Does the double-hash H(H(x)) have greater collision probability than H(x)?

Question

Let $H$ be a collision resistant hash function and $P_c[H](S)$ the collision probability about a sample set $S$ of input elements (eg. random numbers). It increases with double hash? That is,
$P_c[H\circ H](S) \ge P_c[H](S)$ ?

Well... we need a precise $P_c$ definition. Perhaps the problem here is also the choice of a good probability definition (see notes below).

NOTES

Answer's application: the answer is important in the context of checksums used for digital preservation integrity of public files.

Imagine the checksum (the hash digest $H(x)$) of a PDF article of PubMed Central or arxiv.org... And that we need to ensure the integrity, with no "PDF atack" or minimizing it, in nowadays and in a far future, ~20 years.

If the answer is "YES there are a little increase", the recommendation will be "please don't use double-hashing as standard for checksum for PMC or arxivOrg".

General probaility

The general collision probability is defined as

Given $k$ randomly generated $x$ values, where each $x$ is a non-negative integer less than $N$, what is the probability that at least two of them are equal?

and depends only of the $|S|$, so $P_c[H\circ H] = P_c[H]$...
There are a hypothesis of "perfect hash function", but I want to metric the imperfections.

If there are no error on my interpretations, I need other probability definition.

Counting the collisions

Suppose a kind of "collision tax", $\frac{N_c}{|S|}$, based on the number of collisions $N_c$ occured with a specific sample.
So, for many different sample sets $S_i$ with same number of elements, $k=|S_1|=|S_2|=... =|S_i|$. Suppose a set $K$ of all sets $S_i$ and $P_c[H](K)$ as an average of this collision rate.

This kind of probability seems better to express the problem.

... Bloom filter efficiency

Another metric, instead a probability.

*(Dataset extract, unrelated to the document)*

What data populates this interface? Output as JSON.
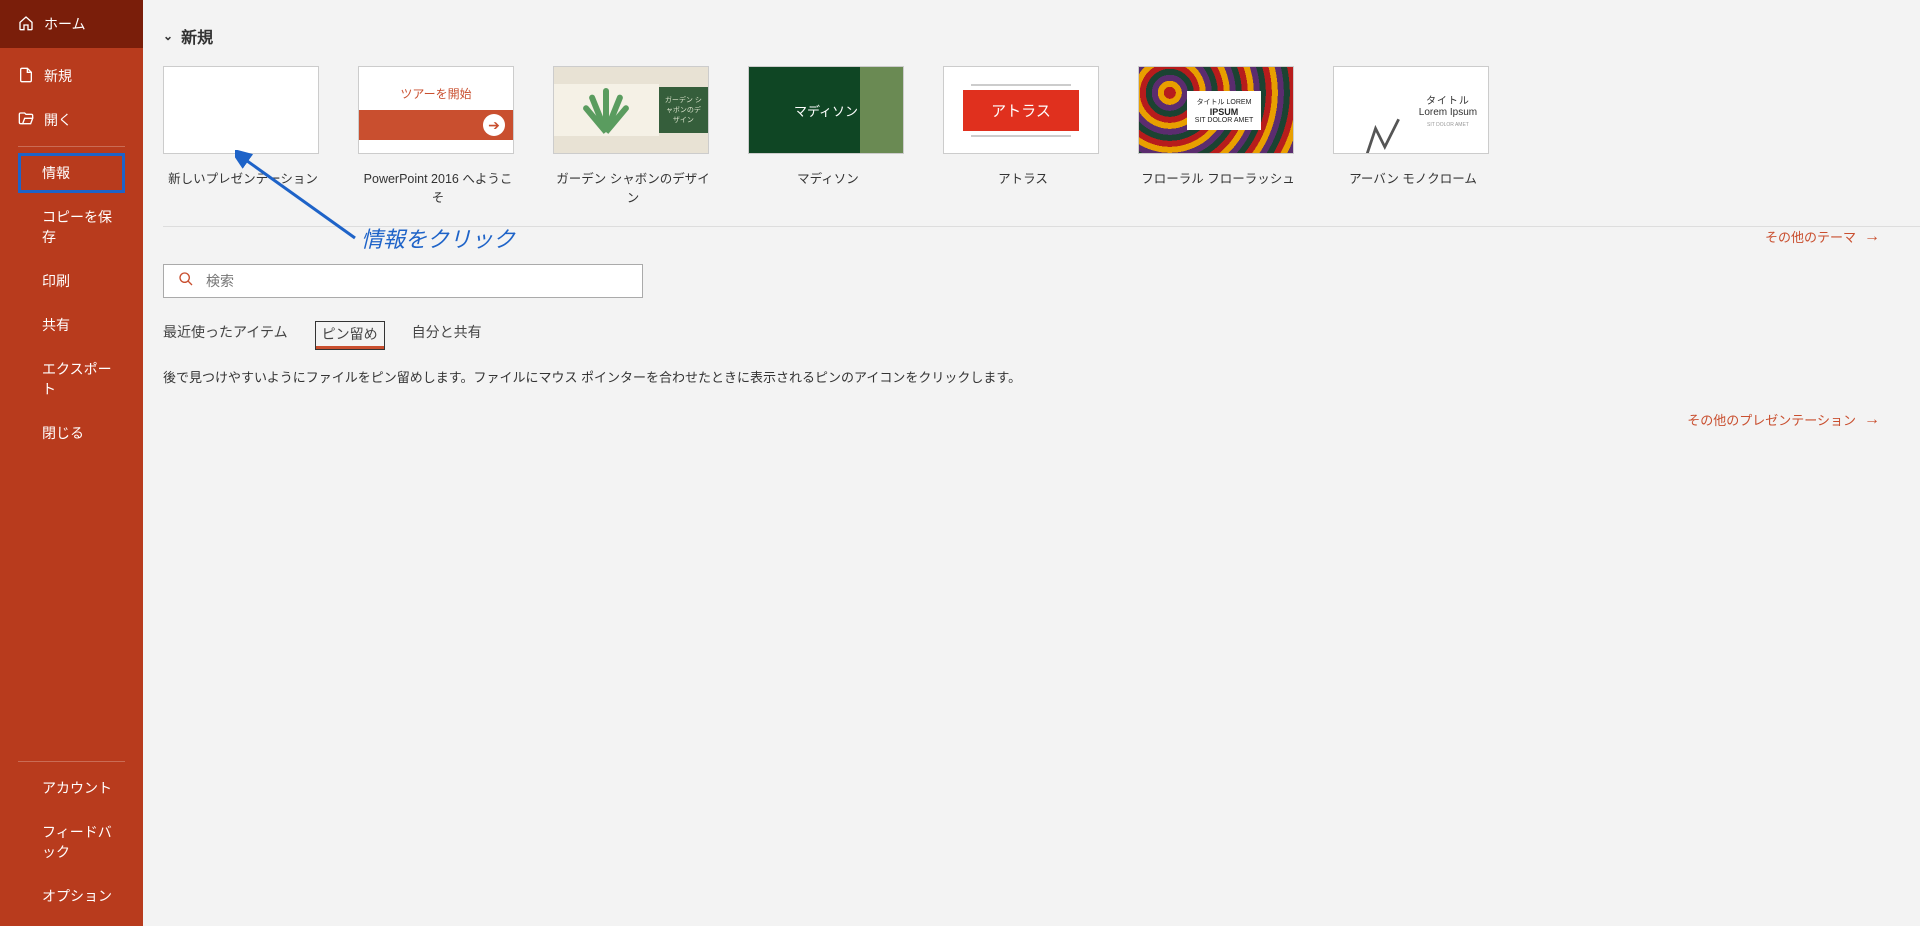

Perhaps using Bloom filter theory as reference. A kind of efficiency-benchmark of two Bloom filters, one with $H$ other with $H\circ H$.

score 5 · Answer 1 · answered Apr 21 '18 at 12:39

I'm not sure what the question here is, but obviously applying the hash function twice can never decrease the number/probability of collision as all collisions in the first invocation are maintained.

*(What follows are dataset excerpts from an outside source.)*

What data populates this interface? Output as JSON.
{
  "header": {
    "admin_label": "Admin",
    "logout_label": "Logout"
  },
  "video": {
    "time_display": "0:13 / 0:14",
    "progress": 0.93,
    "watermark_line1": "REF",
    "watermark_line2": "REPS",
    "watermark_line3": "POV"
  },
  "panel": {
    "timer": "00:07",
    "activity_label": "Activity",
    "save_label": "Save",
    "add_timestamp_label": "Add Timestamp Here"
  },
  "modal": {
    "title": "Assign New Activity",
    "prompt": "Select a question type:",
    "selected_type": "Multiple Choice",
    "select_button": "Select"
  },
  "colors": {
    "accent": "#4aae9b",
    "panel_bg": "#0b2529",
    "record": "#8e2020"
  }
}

However if H is collision free( a permutation as opposed to a random function) doubling will not cause any more collision it will remain collision free. So we see the number of collision does not strictly increase.

For a PRF, the number of collision does clearly increase, this is one reason why when we iteratively hash passwords in for key derivation we mix in the input again every round and not simply hash calculate $H^n(salt || pass)$

If you look at the structure of a function you will see several cycles and threads(trees) leading into these cycles:

The cycles do not generate more collisions when doubled. Each thread meeting a cycle contributes one collision, If All the threads are of length 1 no more collisions are added when applying twice in any other case the number of collisions increases.

Peter Krauss · Accepted Answer · 2018-05-03T11:39:51.823

Complete answer for dummies

Using the @MeirMaor answer as starting point, there are good clues and illustration.

Using also the concepts of "bad hash function" (instead "good" ones like SHA3) and the "empyrical metric for collision rates" concept of this other question/answer.

Modeling

Suppose $H$ as a black box — and the two connected boxes, $H \circ H$, for our purposes will also be a black box.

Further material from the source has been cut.